2/10
Excruciatingly boring pseudo-existentialist stuff
7 December 2005
Just to make it clear: I don't mind slow-paced movies -- I'm a die-hard fan of Antonioni, the early Tsai Ming-Liang and the early Wim Wenders, to name but a few of the great slow-riders. But "O Corpo Ardente" HAS to be one of the most excruciatingly boring films ever made. It's a pseudo-existentialist embarrassment by highly irregular Brazilian filmmaker Walter Hugo Khouri (whose immediately previous film "Noite Vazia" was great). It consists of a HUNDRED close-ups of former French beauty Barbara Laage, here way past her prime and well into her 40s, wearing a ton of make-up on her one and only facial expression: blank!!
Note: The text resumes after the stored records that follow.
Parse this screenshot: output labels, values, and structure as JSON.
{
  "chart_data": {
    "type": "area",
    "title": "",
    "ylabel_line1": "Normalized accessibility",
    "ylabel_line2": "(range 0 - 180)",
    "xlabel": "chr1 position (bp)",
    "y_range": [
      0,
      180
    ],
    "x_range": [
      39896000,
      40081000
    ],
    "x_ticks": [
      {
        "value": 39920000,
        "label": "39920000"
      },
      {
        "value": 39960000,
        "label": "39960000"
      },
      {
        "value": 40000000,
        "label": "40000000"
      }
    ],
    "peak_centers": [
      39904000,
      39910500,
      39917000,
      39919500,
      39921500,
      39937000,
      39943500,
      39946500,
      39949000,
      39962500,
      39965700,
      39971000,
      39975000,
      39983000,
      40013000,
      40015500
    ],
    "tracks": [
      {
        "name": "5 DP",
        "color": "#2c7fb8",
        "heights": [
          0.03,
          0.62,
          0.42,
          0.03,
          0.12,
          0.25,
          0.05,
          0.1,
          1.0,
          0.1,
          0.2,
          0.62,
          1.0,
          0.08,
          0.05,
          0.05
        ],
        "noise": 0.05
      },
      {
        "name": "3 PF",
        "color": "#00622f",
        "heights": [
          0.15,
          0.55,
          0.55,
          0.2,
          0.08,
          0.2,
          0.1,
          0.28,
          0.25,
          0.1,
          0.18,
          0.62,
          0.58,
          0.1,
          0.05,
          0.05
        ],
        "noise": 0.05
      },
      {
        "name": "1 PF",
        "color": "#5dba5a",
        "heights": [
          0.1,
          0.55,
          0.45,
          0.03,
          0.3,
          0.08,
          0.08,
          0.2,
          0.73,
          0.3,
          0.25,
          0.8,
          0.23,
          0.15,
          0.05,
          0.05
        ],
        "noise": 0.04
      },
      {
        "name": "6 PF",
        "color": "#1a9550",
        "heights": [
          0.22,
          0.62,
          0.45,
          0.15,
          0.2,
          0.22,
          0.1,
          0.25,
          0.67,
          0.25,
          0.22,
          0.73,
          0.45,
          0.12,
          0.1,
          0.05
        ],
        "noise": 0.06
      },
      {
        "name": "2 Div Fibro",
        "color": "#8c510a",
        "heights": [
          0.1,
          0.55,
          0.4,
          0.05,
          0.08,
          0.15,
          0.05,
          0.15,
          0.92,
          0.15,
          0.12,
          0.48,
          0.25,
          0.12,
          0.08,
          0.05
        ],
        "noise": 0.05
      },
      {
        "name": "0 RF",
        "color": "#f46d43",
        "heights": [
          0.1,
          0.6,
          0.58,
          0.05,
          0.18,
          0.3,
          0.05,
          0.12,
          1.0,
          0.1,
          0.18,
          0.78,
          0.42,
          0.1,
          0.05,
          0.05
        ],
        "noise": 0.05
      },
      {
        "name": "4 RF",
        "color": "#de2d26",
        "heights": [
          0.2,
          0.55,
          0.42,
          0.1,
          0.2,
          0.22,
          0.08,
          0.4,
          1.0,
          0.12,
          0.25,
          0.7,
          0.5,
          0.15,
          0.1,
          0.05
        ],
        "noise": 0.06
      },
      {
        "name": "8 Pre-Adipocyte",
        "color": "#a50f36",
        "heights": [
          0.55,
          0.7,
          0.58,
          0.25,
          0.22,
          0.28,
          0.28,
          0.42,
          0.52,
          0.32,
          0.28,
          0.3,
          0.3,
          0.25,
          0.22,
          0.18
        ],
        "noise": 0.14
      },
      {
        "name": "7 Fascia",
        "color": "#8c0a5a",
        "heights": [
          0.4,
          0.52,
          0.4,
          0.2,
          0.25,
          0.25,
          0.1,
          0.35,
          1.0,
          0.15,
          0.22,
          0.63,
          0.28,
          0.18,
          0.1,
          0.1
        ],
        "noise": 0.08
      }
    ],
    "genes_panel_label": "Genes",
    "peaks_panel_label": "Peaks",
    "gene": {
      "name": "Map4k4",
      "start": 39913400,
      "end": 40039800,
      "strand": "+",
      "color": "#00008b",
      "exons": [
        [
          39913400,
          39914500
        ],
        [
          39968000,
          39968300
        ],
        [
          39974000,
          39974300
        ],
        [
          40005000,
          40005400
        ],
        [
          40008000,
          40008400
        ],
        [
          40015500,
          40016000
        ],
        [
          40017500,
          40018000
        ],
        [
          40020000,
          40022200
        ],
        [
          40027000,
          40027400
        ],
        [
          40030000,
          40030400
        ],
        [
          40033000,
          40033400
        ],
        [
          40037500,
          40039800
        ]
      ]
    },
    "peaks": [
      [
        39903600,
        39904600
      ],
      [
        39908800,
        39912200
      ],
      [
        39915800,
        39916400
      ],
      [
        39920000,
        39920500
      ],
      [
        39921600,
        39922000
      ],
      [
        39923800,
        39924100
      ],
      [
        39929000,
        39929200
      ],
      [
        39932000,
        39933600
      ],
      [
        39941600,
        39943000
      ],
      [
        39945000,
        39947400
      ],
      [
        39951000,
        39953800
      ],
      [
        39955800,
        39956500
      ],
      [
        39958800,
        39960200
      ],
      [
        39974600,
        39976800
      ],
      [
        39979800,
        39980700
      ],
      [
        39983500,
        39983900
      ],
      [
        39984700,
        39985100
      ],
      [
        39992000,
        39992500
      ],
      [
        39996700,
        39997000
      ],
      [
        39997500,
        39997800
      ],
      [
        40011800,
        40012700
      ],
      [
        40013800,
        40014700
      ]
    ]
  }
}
She plays Marcia, a rich, married socialite living in São Paulo going through middle-age crisis, throwing boring parties for her "artistic" friends (their conversation about "art" is a jaw-dropping collection of ludicrous pseudo-intellectual boutades; I hope they were meant to be sarcastic), dissatisfied with both her husband and her lover. She decides to spend some time in her country house with her young son, so she can be closer to "nature" and find her "roots" (we know that because she keeps rubbing her feet on the grass) and, once there, she's suddenly attracted to... a wild black horse on the loose! — but don't get excited, it's not half as interesting as it sounds.

Always esthetically on his own in Brazilian cinema, Khouri was too kinky to be mainstream, and too attracted to the bourgeoisie to be New Wave (Cinema Novo). It was very much the case of a filmmaker seriously interested in his own navel, as he used his "intellectual"-playboy-womanizer alter ego character "Marcelo" in a least a dozen of his films (played by various actors), surrounded by beautiful women in trendy settings. Although made in 1966, when Brazil was under military regime and going through social/political turmoil, "O Corpo Ardente" is totally alienated from Brazilian reality -- it could have been made in Switzerland. The only fine thing about it must have been master DP Rudolf Icsey's b&w cinematography, but we'll never know: the DVD copy is AWFUL (it looks like a VERY bad VHS tape recorded as DVD).

Don't waste your time, this goes nowhere. On the other hand, if you're an insomniac, this might be your medicine. My vote: 2 out of 10 — couldn't give it the 1 it deserves because of the brief presence of the gorgeous and talented Dina Sfat in a minor, wasted part.